Educação e Território: Quais são as principais violações de direito de crianças e adolescentes observadas no Projeto de Lei que equipara a realização de aborto a homicídio?
Irene Rizzini: O Projeto de Lei 1904/2024 qualifica como homicídio o aborto a partir de 22 semanas de gestação, mesmo em casos de estupro. O projeto afasta o excludente de punibilidade prevista na hipótese de aborto no caso de gravidez resultante de estupro, garantido pelo Código Penal brasileiro desde 1940.
Ao refletirmos sobre como esse PL afeta crianças e adolescentes, começamos por destacar que, de acordo com a Constituição Brasileira de 1988 e o Estatuto da Criança e do Adolescente (ECA), crianças e adolescentes são considerados sujeitos direitos, com absoluta prioridade.
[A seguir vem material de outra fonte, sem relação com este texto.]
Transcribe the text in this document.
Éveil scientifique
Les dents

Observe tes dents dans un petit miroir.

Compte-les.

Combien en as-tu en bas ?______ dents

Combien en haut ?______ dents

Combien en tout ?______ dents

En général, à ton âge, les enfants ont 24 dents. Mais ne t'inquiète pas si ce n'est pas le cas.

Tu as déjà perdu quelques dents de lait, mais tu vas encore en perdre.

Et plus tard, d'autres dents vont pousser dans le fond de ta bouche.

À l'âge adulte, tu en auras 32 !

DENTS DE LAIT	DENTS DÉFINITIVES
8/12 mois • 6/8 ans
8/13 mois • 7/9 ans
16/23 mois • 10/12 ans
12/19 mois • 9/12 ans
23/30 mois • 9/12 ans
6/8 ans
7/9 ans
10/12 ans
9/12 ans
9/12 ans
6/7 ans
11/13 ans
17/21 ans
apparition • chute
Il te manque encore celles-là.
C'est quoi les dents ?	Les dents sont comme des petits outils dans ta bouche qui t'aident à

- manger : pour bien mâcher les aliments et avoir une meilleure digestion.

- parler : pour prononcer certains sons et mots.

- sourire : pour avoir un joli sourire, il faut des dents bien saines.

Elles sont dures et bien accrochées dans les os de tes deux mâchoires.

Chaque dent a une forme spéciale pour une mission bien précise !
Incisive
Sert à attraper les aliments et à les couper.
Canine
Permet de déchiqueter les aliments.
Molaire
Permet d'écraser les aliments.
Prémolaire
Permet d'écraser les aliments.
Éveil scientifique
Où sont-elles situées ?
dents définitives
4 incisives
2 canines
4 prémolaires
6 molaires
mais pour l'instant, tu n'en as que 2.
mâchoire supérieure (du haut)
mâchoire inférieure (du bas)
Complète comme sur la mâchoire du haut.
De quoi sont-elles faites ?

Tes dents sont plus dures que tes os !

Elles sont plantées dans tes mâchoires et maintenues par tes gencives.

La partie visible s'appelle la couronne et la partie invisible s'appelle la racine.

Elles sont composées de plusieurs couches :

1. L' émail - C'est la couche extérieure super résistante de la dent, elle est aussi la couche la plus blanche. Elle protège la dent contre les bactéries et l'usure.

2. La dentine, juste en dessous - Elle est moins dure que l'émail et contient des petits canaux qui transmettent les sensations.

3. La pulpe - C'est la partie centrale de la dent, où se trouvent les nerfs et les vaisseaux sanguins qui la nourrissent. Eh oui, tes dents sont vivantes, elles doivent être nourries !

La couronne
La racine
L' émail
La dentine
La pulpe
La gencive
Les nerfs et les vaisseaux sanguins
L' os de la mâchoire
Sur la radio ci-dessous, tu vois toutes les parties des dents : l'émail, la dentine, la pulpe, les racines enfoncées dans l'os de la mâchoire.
Todas as formas de violência se configuram como violações de seus direitos.
Essas violações constam de diversas notas públicas que vêm sendo veiculadas por organizações que atuam no campo da defesa dos direitos de crianças e adolescentes, como o Conselho Nacional dos Direitos da Criança e do Adolescente (Conanda) e a Coalizão Brasileira pelo Fim da Violência contra Crianças e Adolescentes.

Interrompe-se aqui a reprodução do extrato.